On 19/09/2020 17:26, james faure via llvm-dev wrote:
> Ideally, I want a guarantee that successive alloca's will be laid out
consecutive in memory.
>
> The context is that I need to buffer streams in a stack-machine; I
don't know the buffer size in advance and may need to grow it. It's of
little consequence to me that the buffer needs to be written backwards
to match the stack's growing direction.
>
> I noticed that conceptually, llvm.stacksave + gep + llvm.stackrestore
is a possible solution, but that is probably undefined behavior.?
Do you actually need a contiguous buffer? You can place alloca
instructions in a loop to allocate more stack space and chain together
allocations together in a linked list - they won't be freed until either
an llvm.stackrestore call or until the function returns. Note that, in
general, allocating things of unbounded size on the stack is not a good
idea because the stack is of finite size and much smaller than the heap.
You might be better off implementing a bump allocator.

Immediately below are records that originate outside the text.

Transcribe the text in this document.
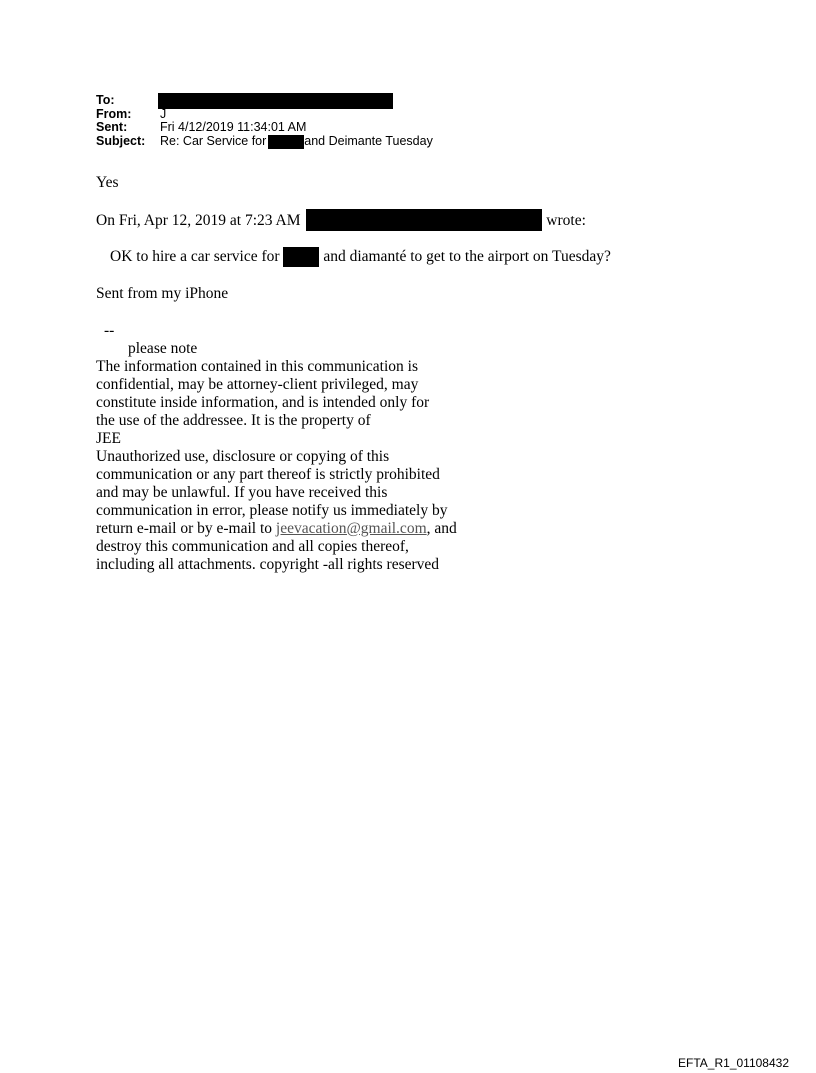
To:
From: J
Sent:	Fri 4/12/2019 11:34:01 AM
Subject: Re: Car Service for	and Deimante Tuesday
Yes
On Fri, Apr 12, 2019 at 7:23 AM	wrote:
OK to hire a car service for	and diamanté to get to the airport on Tuesday?
Sent from my iPhone
--
please note
The information contained in this communication is
confidential, may be attorney-client privileged, may
constitute inside information, and is intended only for
the use of the addressee. It is the property of
JEE
Unauthorized use, disclosure or copying of this
communication or any part thereof is strictly prohibited
and may be unlawful. If you have received this
communication in error, please notify us immediately by
return e-mail or by e-mail to jeevacation@gmail.com, and
destroy this communication and all copies thereof,
including all attachments. copyright -all rights reserved
EFTA_R1_01108432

An IR-level feature for growing a single stack allocation would be
tricky to implement. You'd need to guarantee a single growable alloca
per function (it would have to be the last allocated object) and that,
in turn, would prevent inlining of a function that contained a growable
allocation into another that provided one.
You'd also be placing a restriction on the back end that this alloca
must be the last thing allocated on the stack. Depending on the
addressing modes used for the stack, this may be a problem for spills,
so it would need to be carefully enabled for every architecture.
You already point out the problem with stack growth direction: it's not
a very generally useful feature because it depends on consumers that
want the end pointer to be stable and to grow a buffer at the beginning.
Growing a buffer at the beginning would require updating all GEPs
derived from PHI nodes that could point to the old or new beginning, so
you'd need to ensure a canonical form where the instruction following
the alloca / realloca was a GEP to the end and every subsequent GEP came
from the latter, not the former.
LLVM's alias analysis knowns that two allocas can't alias. If
you're
not suing inbounds GEPs, you may be able to get away with the stacksave
GEP stackrestore trick, but it's undefined behaviour to refer to an
alloca after it has been deallocated and so you're relying on the
optimiser not figuring out that this is what you're doing. You're also
relying on the back end lowering in that order (there are no guarantees
made on stack frame layout by the back end and vulnerability mitigation
techniques may break your expectations in fun ways).
David